To turn Dubble into something sustainable he admits they will really need to find a subscription model that the hoped for base of engaged users is willing to keep paying for. Another alternative ending could be an exit — though a bespoke photo-blending technology/community (assuming they can indeed kindle one) would require a special kind of buyer, perhaps with related camera pedigree. Certainly they don’t have the sort of hardcore tech IP that can catch the eye of a social giant like Snapchat or Facebook.
And while bespoke photo-blending algorithms might deliver beautiful visuals — reminiscent of experimental film photograph from years gone by — it’s not the kind of tech that typically excites investors, even if Dubble might be able to inspire a portion of today’s hyper engaged social sharers. The fact it has now risen from the app graveyard is a plucky bet by the founders there’s a (second) chance to be had here — but it is just that: a chance.
“There’s still nothing like what we’re doing,” argues Scott. “The idea really is connecting people — trying to basically tell people that it can be fun to take photos. It’s 100 per cent unique, when you’re in the Lab and you’re redubbling away and you’re not sure what’s happening, there’s kind of nothing like that — and then you create stuff that you’re proud of and hopefully going to want to share.
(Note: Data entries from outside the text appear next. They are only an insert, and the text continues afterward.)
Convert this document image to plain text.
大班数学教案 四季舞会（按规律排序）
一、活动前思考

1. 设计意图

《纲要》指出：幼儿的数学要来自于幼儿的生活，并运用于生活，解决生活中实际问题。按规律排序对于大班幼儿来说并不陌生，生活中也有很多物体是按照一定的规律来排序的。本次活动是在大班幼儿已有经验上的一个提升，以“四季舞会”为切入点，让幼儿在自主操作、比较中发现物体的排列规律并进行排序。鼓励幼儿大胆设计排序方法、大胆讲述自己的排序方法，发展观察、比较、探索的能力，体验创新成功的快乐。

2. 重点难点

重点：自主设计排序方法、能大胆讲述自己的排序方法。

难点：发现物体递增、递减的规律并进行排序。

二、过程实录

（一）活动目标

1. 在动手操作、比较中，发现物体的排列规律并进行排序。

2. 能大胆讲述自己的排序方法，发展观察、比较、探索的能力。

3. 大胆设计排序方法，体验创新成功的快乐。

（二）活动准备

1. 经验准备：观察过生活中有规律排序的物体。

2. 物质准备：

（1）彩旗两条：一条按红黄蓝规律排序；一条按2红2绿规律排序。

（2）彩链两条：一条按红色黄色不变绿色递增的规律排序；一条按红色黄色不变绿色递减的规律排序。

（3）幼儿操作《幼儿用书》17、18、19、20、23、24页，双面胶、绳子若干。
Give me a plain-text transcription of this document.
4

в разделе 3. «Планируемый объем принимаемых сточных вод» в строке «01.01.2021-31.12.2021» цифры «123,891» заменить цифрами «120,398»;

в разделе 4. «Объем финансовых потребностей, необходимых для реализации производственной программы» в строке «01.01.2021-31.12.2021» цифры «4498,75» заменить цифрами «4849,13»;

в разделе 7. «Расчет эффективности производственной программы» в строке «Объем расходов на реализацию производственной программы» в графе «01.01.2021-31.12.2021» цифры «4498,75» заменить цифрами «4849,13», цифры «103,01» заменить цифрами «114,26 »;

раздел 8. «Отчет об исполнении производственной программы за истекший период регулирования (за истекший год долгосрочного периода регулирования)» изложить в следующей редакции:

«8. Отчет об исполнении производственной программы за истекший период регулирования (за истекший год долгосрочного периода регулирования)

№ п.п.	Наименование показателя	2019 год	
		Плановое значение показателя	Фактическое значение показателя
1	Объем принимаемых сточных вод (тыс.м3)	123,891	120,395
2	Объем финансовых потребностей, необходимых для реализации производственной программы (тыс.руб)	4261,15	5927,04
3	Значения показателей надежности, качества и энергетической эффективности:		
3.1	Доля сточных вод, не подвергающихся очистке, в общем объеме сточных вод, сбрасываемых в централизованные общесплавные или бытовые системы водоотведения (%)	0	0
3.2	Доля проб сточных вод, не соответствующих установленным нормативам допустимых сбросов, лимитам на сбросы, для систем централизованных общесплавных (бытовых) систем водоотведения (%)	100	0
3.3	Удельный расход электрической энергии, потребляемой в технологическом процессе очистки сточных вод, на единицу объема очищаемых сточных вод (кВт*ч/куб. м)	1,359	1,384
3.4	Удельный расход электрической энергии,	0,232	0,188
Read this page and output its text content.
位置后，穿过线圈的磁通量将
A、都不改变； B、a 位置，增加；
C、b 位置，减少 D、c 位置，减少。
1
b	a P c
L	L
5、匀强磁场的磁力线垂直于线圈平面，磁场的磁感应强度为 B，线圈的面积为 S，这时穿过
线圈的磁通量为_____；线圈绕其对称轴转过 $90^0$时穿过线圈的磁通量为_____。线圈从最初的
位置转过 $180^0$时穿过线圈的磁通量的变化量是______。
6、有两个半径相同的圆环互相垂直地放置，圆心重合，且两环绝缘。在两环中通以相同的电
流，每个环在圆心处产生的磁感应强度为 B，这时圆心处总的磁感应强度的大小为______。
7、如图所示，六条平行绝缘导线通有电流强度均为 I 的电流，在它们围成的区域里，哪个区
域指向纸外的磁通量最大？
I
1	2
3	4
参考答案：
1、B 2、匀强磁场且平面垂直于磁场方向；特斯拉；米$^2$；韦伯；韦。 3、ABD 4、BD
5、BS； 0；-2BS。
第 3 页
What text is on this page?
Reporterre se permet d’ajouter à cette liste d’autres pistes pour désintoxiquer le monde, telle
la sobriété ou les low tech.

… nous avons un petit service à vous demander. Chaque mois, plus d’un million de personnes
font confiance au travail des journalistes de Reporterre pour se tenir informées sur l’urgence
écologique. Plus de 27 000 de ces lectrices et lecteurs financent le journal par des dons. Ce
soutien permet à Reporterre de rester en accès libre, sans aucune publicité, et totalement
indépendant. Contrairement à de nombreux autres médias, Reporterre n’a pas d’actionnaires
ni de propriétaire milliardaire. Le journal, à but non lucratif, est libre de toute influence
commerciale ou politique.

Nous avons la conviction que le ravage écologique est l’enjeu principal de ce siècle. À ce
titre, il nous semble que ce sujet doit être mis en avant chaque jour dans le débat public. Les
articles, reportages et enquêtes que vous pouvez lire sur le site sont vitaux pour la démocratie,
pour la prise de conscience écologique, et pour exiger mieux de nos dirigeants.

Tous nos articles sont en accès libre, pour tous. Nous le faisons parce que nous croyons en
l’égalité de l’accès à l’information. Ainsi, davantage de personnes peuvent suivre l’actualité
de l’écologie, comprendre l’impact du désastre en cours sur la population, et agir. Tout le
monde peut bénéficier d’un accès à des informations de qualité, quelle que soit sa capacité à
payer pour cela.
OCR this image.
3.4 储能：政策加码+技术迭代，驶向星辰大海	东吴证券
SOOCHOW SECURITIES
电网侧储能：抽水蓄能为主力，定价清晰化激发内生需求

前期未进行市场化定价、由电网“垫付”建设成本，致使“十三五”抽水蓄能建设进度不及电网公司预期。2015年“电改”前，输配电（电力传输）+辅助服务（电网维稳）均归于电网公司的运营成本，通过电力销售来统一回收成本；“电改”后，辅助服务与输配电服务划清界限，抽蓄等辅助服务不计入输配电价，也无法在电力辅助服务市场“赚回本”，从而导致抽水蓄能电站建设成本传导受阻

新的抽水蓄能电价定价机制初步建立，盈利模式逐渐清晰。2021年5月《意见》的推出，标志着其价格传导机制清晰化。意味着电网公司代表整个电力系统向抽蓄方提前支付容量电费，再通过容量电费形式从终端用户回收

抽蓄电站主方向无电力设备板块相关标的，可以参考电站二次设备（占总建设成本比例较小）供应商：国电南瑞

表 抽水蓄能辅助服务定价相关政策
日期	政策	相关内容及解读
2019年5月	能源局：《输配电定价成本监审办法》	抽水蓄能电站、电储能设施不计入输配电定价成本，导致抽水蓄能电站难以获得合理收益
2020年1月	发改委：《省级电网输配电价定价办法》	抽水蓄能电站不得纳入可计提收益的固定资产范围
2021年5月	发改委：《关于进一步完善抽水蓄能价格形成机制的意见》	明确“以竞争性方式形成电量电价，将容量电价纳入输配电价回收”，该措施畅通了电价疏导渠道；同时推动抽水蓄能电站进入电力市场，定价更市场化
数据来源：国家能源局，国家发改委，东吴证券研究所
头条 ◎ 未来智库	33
And people are doing that.”
“Mixing your own photos is boring,” he continues. “I love receiving dubbles from people, I love seeing what people are doing on there. Some people have standard shots but they just work really well because of the way they have filtered them in other apps or something like that. And I think that edge is interesting. And we do connect people. Because we see them talk to each other once they’ve shared to Instagram or something like that… And we know that they’re following each other on Dubble as well. At this scale we can see it.”
“Our number one goal now is to get it up and running with our three apps that we have enough revenue to really keep operations going, without it costing us any money,” he adds. “And I think we’re going to get there pretty soon.
“And then it’s to grow a good user base of people. What I mean is creative smartphone photographers. Or creative photographers of all kinds. So what we know is that people who are into analogue — and it’s a huge movement — they love what they can create with Dubble, and then you’ve got people who used to be ex-analogue who’ve moved on to things like editing on Snapseed, or VSCO, and they like to spend their time editing photos… These are our people. And there’s plenty of them out there.”
What has Scott learnt over the course of all these years of hard grafting to try and build a photo app business that’s capable of sticking around and sustaining itself? “Be honest about the product,” he says immediately — meaning don’t get too stuck on a particular feature just because you want to build it. Build what your users are telling you they want you to build.
“I can foresee problems now so much better,” he adds. “Listen to the users. We just didn’t do that in v1 at all. Everyone wanted ‘Dubble with me’ — everyone wanted this little boost, they wanted this fast redubble, they didn’t want to get spammed with all the shit dubbles, they wanted good singles. So we listened to our users a lot more for this version.”
Now, with the long hard slog of rebuilding and relaunching Dubble behind them, it just remains for Scott and co to find out whether enough creative photographers will come. Whatever happens, you can’t say they didn’t keep the faith.